Changes associated with COVID-19 clinical severity. (A) Radar plot of amino acid and SA profiles in the studied groups. (B) Radar plot of acylcarnitine profiles in the studied groups. The log2-normalized median fold-change in the levels of acylcarnitines was calculated and compared with the levels in HS. (C) Hierarchical clustering analysis heatmap illustrating the changes in serum metabolite abundance (average serum metabolites from each studied group) of the top 25 metabolites from HS and patients with mild, moderate, and critical COVID-19. The colored boxes on the right of the figure indicate the relative concentrations of the corresponding metabolite in each group under study, from less concentrated (dark blue) to most concentrated (dark red). ALA, Alanine; ARG, Arginine; CIT, Citrulline; GLY, Glycine; XLE-OHPro (Leucine, Isoleucine Alloisoleucine and Hydroxyproline); MET, Methionine; ORN, Ornithine; PHE, Phenylalanine; PRO, Proline; TYR, Tyrosine; VAL, Valine; SA, Succinylacetone; C0, Free-carnitine; C2, Acetylcarnitine; C3, Propionylcarnitine; C3DC, Malonylcarnitine; C4, Butyrylcarnitine; C4OH, 3-hydroxy-butyrylcarnitine; C4DC, Methylmalonylcarnitine; C5, Isovalerylcarnitine; C5:1, Tiglylcarnitine; C5DC, Glutarylcarnitine; C5OH, 3-Hydroxy-isovalerylcarnitine; C6, Hexanoylcarnitine; C6DC, Adipylcarnitine; C8, Octanoylcarnitine; C8:1, Octenoylcarnitine; C10, Decanoylcarnitine; C10:1, Decenoylcarnitine; C12, Dodecanoylcarnitine; C12:1, Dodecenoylcarnitine; C14, Tetradecanoylcarnitine; C14:1, Tetradecenoylcarnitine; C14:2, Tetradecadienoylcarnitine; C14OH, 3-Hydroxy-tetradecanoylcarnitine; C16, Hexadecanoylcarnitine; C16:1, Hexadecenoylcarnitine; C16OH, 3-Hydroxy-hexadecanoylcarnitine; C16:1OH, 3-Hydroxy-hexadecenoylcarnitine; C18, Octadecanoylcarnitine; C18:1, Octadecenoylcarnitine; C18:2, Octadecadienoylcarnitine; C18:OH, 3-Hydroxy-octadecanoylcarnitine; C18:1OH, 3-Hydroxy-octadecenoylcarnitine.

Figure 2

Three-dimensional score plot of selected components. (A) Partial least squares-discriminant analysis plot of differential metabolites from HS and patients with mild, severe, and critical COVID-19. The explained variances are shown in parentheses. (B) Metabolites with a variable importance in projection (VIP) score >1.5. The intensities of colors in boxes to the right (from blue to red) indicate the relative concentrations of the corresponding metabolite in each group under study. HS= healthy subjects. PHE, Phenylalanine; ALA, Alanine; CIT, Citrulline; PRO, Proline; SA, succinylacetone.

Figure 3

Normalized serum concentrations of the five metabolites with variable importance in projection of >1.5 from healthy subjects and patients with mild, severe, and critical COVID-19. Data are expressed as median with interquartile range.

Figure 4

Receiver operating characteristic (ROC) curves for phenylalanine. (A) Phenylalanine in mild vs. critical model, adjusted by covariates. (B) Phenylalanine in severe vs. critical model, adjusted by covariates (all p ≤ 0.003).

Figure 5

Phenylalanine (A) and tyrosine (B) metabolic pathways and observed metabolic changes in COVID-19 patients.
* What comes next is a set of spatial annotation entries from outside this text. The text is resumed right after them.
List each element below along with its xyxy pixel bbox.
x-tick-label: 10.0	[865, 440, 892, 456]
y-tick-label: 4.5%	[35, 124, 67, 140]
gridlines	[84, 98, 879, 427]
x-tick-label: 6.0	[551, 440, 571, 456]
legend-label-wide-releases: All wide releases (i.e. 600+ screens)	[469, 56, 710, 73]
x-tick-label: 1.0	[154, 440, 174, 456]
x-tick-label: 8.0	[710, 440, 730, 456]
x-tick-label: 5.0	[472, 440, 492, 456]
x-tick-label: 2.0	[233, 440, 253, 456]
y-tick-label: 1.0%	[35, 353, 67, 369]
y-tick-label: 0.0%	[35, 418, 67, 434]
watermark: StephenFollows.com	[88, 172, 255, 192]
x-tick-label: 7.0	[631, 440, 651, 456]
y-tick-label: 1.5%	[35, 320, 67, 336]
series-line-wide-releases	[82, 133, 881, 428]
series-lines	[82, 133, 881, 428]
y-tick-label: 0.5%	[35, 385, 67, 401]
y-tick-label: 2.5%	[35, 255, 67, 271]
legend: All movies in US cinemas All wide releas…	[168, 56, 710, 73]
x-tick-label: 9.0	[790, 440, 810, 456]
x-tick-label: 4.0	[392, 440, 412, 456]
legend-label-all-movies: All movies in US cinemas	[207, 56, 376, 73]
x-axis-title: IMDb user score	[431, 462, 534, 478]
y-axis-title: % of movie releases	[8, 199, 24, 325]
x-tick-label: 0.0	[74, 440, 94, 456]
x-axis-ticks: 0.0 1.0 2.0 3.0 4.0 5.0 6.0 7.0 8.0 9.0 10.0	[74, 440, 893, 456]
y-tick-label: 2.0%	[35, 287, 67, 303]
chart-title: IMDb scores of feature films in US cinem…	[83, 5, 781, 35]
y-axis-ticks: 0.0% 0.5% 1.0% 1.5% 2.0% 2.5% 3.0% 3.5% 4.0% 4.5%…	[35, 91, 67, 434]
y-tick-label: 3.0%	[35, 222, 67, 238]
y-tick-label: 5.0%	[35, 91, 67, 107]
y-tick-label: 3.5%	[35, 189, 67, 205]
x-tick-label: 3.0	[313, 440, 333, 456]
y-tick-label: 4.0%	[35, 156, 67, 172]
AS, Aspartate synthetase; ASL, Argininosuccinate lyase; ARG, Arginase; NO, Nitric oxide; BH4, Tetrahydrobiopterin; BH2, Dihydrobiopterin; HS, Healthy subjects; SA, succinylacetone; TCA, tricarboxylic acid cycle.

Figure 6

Arginine and citrulline metabolic pathways and observed changes in COVID-19 patients. BH4, Tetrahydrobiopterin; BH2, Dihydrobiopterin; B6, Pyridoxine; HS, Healthy subjects; PHE, Phenylalanine; TYR, Tyrosine.